Suite aux pressions de quelques-uns de ses collègues de travail,
tous jaloux de son rendement exemplaire, l’employeur d’Hanna
enverra celle-ci en vacances forcées, elle qui n’avait
pas pris la moindre journée de repos en plus de quatre ans. Cette
dernière partira ainsi jouer les touristes avant d’intercepter
une conversation dans un restaurant entre deux hommes, dont un recherchant
désespérément une infirmière qualifiée
pour aller prendre soin d’un patient sur une plateforme pétrolière.
Répondant aux critères demandés, Hanna se portera
aussitôt volontaire pour effectuer le voyage. Elle devra dès
lors s’occuper de Joseph (Tim Robbins), un ouvrier qui fut gravement
brûlé alors qu’il tenta en vain de secourir l’un
de ses confrères au cours d’un violent incendie. Durant
son séjour au beau milieu de cette immense masse d’eau,
la femme réalisera rapidement qu’elle est entourée
de personnages qui, ironiquement, cherchent eux aussi à s’isoler
du reste du monde. À force d’essayer, Joseph, dont la personnalité
s’avèrent être l’opposé total de celle
d’Hanna, réussira à percer la muraille derrière
laquelle s’est réfugiée son infirmière depuis
déjà bon nombre d’années. Son monologue sans
écho prendra ainsi progressivement la forme de véritables
échanges au cours desquels les nouveaux complices réaliseront
qu’ils sont tous deux unis par d’importantes blessures physiques
et psychologiques.
Évidemment, l’épanouissement d’une telle relation
ne s’effectuera pas du jour au lendemain alors qu’il est
assez clair que, d’un côté comme de l’autre,
on ne désire aucunement expliquer le présent en déterrant
certains événements troubles du passé. Un manque
de transparence qui créera une distanciation entre le spectateur
et les deux protagonistes (entre eux), lesquels esquiveront plusieurs
questions fondamentales en refusant simplement d’y répondre
ou en adoptant une attitude beaucoup plus joviale afin de masquer certaines
douleurs qui ne semblent toujours pas vouloir disparaître. L’objectif
sera ainsi de découvrir ce que cherche tant à fuir Hanna
en travaillant de la sorte et en se dissociant de tout ce qui l’entoure,
mais aussi de faire la lumière sur les réelles circonstances
de l’accident ayant grièvement blessé Joseph et
conduit à la mort de son plus proche camarade. La réalisatrice
d’origine espagnole jouera également de finesse en plaçant
ses deux sujets au coeur d’une situation pour le moins particulière
dans laquelle elle accordera une importance de plus en plus marquée
aux sens et à l’instinct. D’un côté,
Joseph n’aura pas la chance de pouvoir observer son infirmière,
lui qui aura perdu momentanément l’usage de la vue à
la suite de l’incendie. De l’autre, Hanna, tel un spectre,
sera peut encline à dévoiler quoi que ce soit sur sa personne,
elle qui ira même jusqu’à induire son patient en
erreur. Une barrière psychologique qui s’affaissera évidemment
de jour en jour et dont Coixet illustrera habilement la disparation
en soulignant, à l’opposé, le rapprochement entre
les deux êtres sur le plan physique. Une proximité grandissante
qui mènera à une séquence absolument bouleversante
dans laquelle Hanna révélera finalement les causes de
son traumatisme à son nouvel ami tout en lui faisant toucher
ses blessures.
La cinéaste insistera d’ailleurs dès le départ
sur une image particulièrement évocatrice de cette opposition,
qu’elle comparera à la relation existant entre l’eau
et le pétrole : deux liquides que l’on dit souvent immiscibles,
mais dont la rencontre est en soi tout ce qu’il y a de plus nécessaire.

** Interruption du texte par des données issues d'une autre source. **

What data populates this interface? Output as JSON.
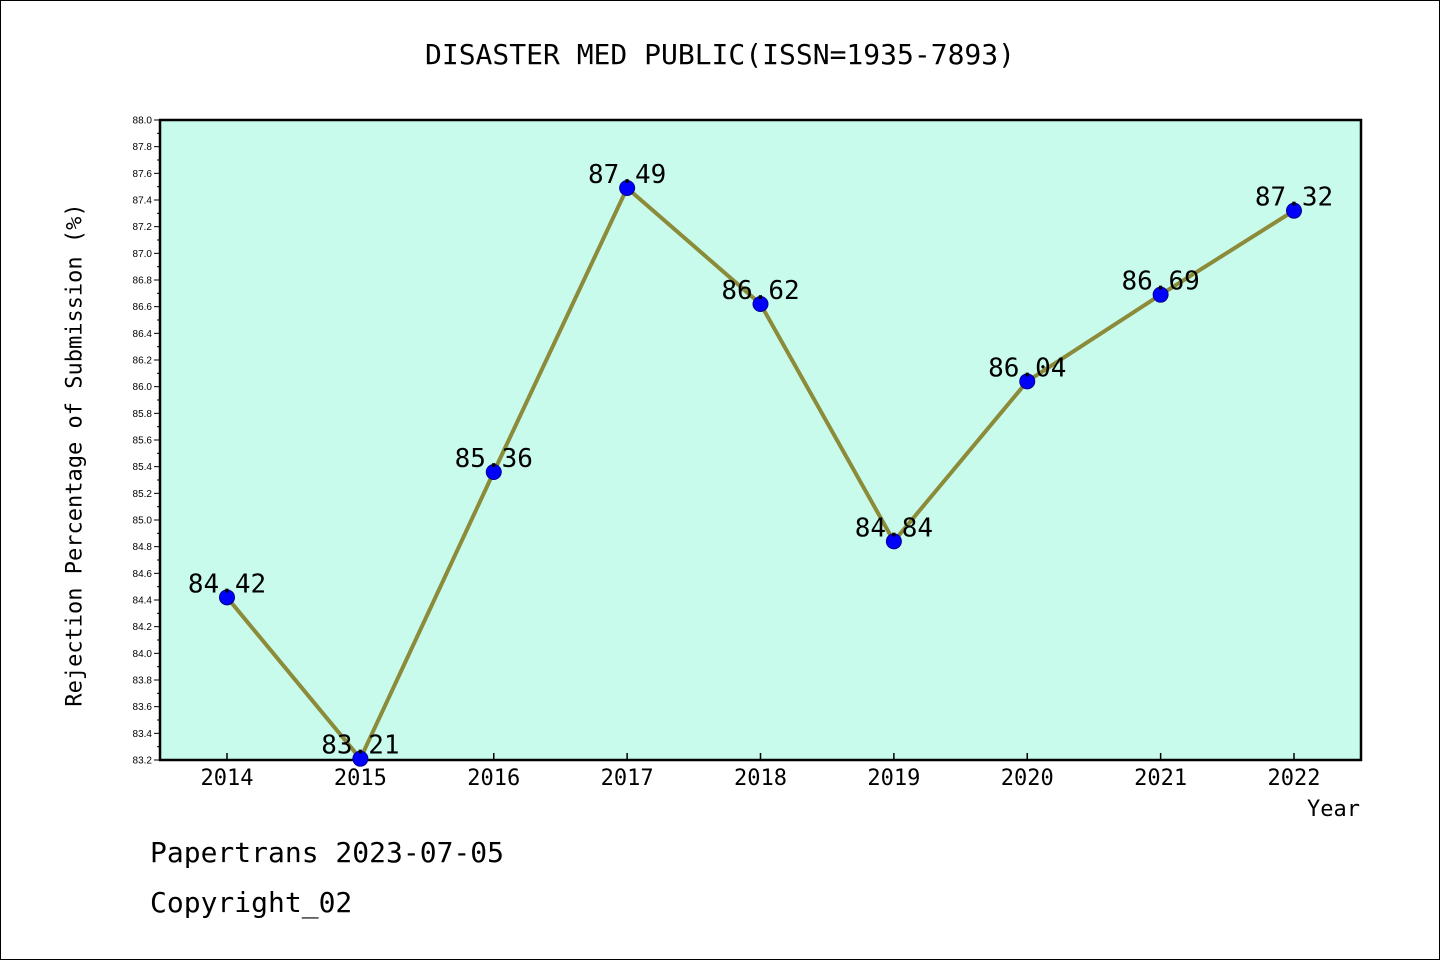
{
  "footer": {
    "line1": "Papertrans 2023-07-05",
    "line2": "Copyright_02"
  },
  "chart_data": {
    "type": "line",
    "title": "DISASTER MED PUBLIC(ISSN=1935-7893)",
    "xlabel": "Year",
    "ylabel": "Rejection Percentage of Submission (%)",
    "categories": [
      "2014",
      "2015",
      "2016",
      "2017",
      "2018",
      "2019",
      "2020",
      "2021",
      "2022"
    ],
    "series": [
      {
        "values": [
          84.42,
          83.21,
          85.36,
          87.49,
          86.62,
          84.84,
          86.04,
          86.69,
          87.32
        ],
        "data_labels": [
          "84.42",
          "83.21",
          "85.36",
          "87.49",
          "86.62",
          "84.84",
          "86.04",
          "86.69",
          "87.32"
        ]
      }
    ],
    "ylim": [
      83.2,
      88.0
    ],
    "yticks": [
      "83.2",
      "83.4",
      "83.6",
      "83.8",
      "84.0",
      "84.2",
      "84.4",
      "84.6",
      "84.8",
      "85.0",
      "85.2",
      "85.4",
      "85.6",
      "85.8",
      "86.0",
      "86.2",
      "86.4",
      "86.6",
      "86.8",
      "87.0",
      "87.2",
      "87.4",
      "87.6",
      "87.8",
      "88.0"
    ],
    "grid": false,
    "colors": {
      "plot_background": "#c8fbec",
      "line": "#8b8b3a",
      "marker": "#0000ff"
    }
  }
}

Une métaphore que Coixet articulera également autour d’une
forte thématique du destin dont elle édifiera les bases
d’une manière tout aussi lucide et émouvante, à
défaut d’en tirer un scénario riche en rebondissements
et en surprises de toutes sortes. La réalisatrice esquisse néanmoins
avec grâce les différentes étapes qui mèneront
à ce retour inespéré à la vie, à
cette véritable renaissance au coeur de laquelle aucune émotion
ne sera prise à la légère tandis que la moindre
ouverture psychologique de la part de la principale concernée
sera traitée avec une retenue tout à fait exemplaire.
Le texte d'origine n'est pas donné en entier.